O secretismo da sentença que condenou a empresa da apresentadora Cristina Ferreira, agora na TVI, a pagar cerca de 3,3 milhões de euros à SIC por quebra contratual, não permite esconder um mundo de salários milionários nas televisões portuguesas se se analisar, como fez o PÁGINA UM, as demonstrações financeiras da Amor Ponto.

Apesar de Cristina Ferreira ter conseguido que o Tribunal de Sintra não revelasse pormenores sobre os contratos que foi estabelecendo com a SIC e a TVI, o PÁGINA UM apurou que, apesar do turbilhão mediático, Cristina Ferreira não se saiu nada mal nas sucessivas trocas de canal, mesmo se agora tenha uma penalização pouco meiga. Em 2017, quando estava na TVI a apresentar o “Você na TV” com Manuel Luís Goucha, a sua empresa Amor Ponto – nome que somente passou a adoptar a partir de Abril de 2019 – facturou 1,39 milhões de euros, quase tudo em prestações de serviços. O valor foi um pouco superior aos 1,3 milhões de euros que facturaria em 2018. Contas feitas, e descontando IVA, a Amor Ponto facturou uma média de 112 mil euros por mês.

Porém, nesse ano de 2018, a receita de Cristina Ferreira já não veio somente da TVI, porque em Setembro anunciou, com pompa e circunstância, a sua ida para a SIC, apresentando-se ao lado de Francisco Balsemão em modo de gargalhada.
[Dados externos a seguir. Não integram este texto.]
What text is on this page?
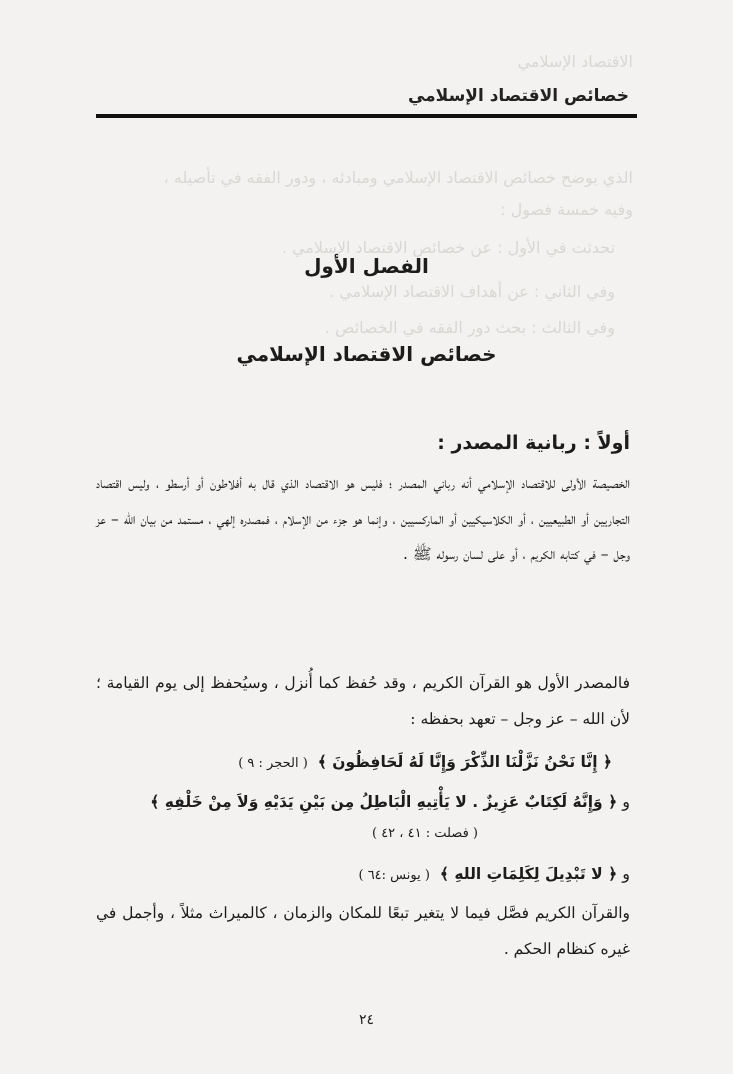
الاقتصاد الإسلامي
الذي يوضح خصائص الاقتصاد الإسلامي ومبادئه ، ودور الفقه في تأصيله ،
وفيه خمسة فصول :
تحدثت في الأول : عن خصائص الاقتصاد الإسلامي .
وفي الثاني : عن أهداف الاقتصاد الإسلامي .
وفي الثالث : بحث دور الفقه في الخصائص .
خصائص الاقتصاد الإسلامي
الفصل الأول
خصائص الاقتصاد الإسلامي
أولاً : ربانية المصدر :
الخصيصة الأولى للاقتصاد الإسلامي أنه رباني المصدر ؛ فليس هو الاقتصاد الذي قال به أفلاطون أو أرسطو ، وليس اقتصاد التجاريين أو الطبيعيين ، أو الكلاسيكيين أو الماركسيين ، وإنما هو جزء من الإسلام ، فمصدره إلهي ، مستمد من بيان الله – عز وجل – في كتابه الكريم ، أو على لسان رسوله ﷺ .
فالمصدر الأول هو القرآن الكريم ، وقد حُفظ كما أُنزل ، وسيُحفظ إلى يوم القيامة ؛ لأن الله – عز وجل – تعهد بحفظه :
﴿ إِنَّا نَحْنُ نَزَّلْنَا الذِّكْرَ وَإِنَّا لَهُ لَحَافِظُونَ ﴾( الحجر : ٩ )
و ﴿ وَإِنَّهُ لَكِتَابٌ عَزِيزٌ . لا يَأْتِيهِ الْبَاطِلُ مِن بَيْنِ يَدَيْهِ وَلاَ مِنْ خَلْفِهِ ﴾
( فصلت : ٤١ ، ٤٢ )
و ﴿ لا تَبْدِيلَ لِكَلِمَاتِ اللهِ ﴾( يونس :٦٤ )
والقرآن الكريم فصَّل فيما لا يتغير تبعًا للمكان والزمان ، كالميراث مثلاً ، وأجمل في غيره كنظام الحكم .
٢٤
“É oficial: a SIC é o futuro. O meu. A minha casa. A sua casa. Onde o desafio é o maior alimento do sonho. Estou feliz. Muito. A dois dias de fazer 41, abro a porta do entusiasmo e da surpresa. Com a certeza deste ser o meu caminho. O melhor ainda está por ver. Juntos. ❤”. E o melhor veio para ambos os lados.

A ida de Cristina Ferreira para a SIC implicou um aumento da facturação da Amor Ponto em 2019, a par dos bons resultados da contratação pela estação da Impresa. O “Programa da Cristina”, com início em Janeiro de 2010, recolocou a liderança nas manhãs com 33,8% de share e 5.0% de audiência média, o que corresponde a 486 mil telespectadores. E quanto á empresa de Cristina Ferreira, a facturação subiu para os 2,3 milhões de euros, e pela primeira vez o lucro subiu a fasquia de um milhão de euros. Em termos médios, a facturação da empresa de Cristina Ferreira subiu para um pouco mais de 190 mil euros por mês. Saliente-se que estes valores, por serem facturados como prestação de serviços, são ainda acrescidos de IVA a 23%, que pode ser dedutível.

Tudo parecia correr sobre rodas, mas em meados de Julho de 2020, Cristina Ferreira decidiu, de forma abrupta, cortar a sua ligação à SIC para regressar à TVI, concretizada em Setembro desse mesmo ano. O contrato com a estação da família Balsemão deveria durar 30 de Novembro de 2022, o que levou a ser accionado um processo judicial que veio agora culminar com a indemnização de 3,3 milhões de euros a pagar pela Amor Ponto.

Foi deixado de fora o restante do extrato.